There are really two things you have to do before you die regarding Australia’s largest national park: see Kakadu in the wet (December to March) and see it in the dry (all other months). In either case, the place has a reputation for overloading the senses.
“A pre-Noah’s Ark, not to mention the pre-Noah art. Walk, drive, swim, watch the wildlife and be reminded of the World Heritage worthiness of this beautiful realm.”
– John Borthwick
In the wet the park drowns in water, heat, humidity, bright tropical colours, nature in the raw – all the fundamental elements that make up Australia’s unique natural world. Many say that to see the park in the wet, or early dry, is the best – the only – time.
While that verdant splendour is missing in the dry, it’s a much more comfortable time to visit Kakadu (ie, there’s drought as opposed to torrential, teeming rain), and more areas are accessible.

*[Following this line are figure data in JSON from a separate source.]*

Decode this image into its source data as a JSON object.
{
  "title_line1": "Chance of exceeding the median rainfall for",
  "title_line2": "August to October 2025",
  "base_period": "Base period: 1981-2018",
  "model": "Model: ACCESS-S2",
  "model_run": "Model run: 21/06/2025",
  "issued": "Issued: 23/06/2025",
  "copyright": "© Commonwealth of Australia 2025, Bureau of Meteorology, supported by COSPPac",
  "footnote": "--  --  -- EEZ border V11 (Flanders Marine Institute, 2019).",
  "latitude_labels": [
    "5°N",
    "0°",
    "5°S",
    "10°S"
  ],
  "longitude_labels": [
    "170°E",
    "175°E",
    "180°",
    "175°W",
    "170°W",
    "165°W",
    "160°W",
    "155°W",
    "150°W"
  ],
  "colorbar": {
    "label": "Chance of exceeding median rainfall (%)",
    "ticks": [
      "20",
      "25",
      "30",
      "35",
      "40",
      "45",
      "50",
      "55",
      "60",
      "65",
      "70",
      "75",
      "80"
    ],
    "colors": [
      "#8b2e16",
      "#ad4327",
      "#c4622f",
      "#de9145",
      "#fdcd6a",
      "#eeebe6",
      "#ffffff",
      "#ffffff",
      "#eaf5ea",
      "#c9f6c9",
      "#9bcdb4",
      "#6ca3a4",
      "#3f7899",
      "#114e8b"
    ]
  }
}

There’s hardly the space here to describe the extraordinary diversity of flora and fauna, including 75 different kinds of reptile (more than you’ll find in the whole of Europe), 26 types of bat and 10,000 species of insect. And did we mention the 2000 different kinds of plants? Plan to get up early and head off the beaten track a little – you’ll be rewarded with vistas of remarkable colour and significant wildlife. Kakadu is also the place to see plenty of Aboriginal rock art, about which you can learn more on page 96 as entry No. 14 on this list.
Did you know? Kakadu has three main rivers: the West, South and East Alligator Rivers. Of course, there are no alligators in the park – just crocodiles (both types, friendly freshies and nasty salties). English navigator Phillip King mistakenly named the rivers after the large numbers of crocs, mistaking them for gators.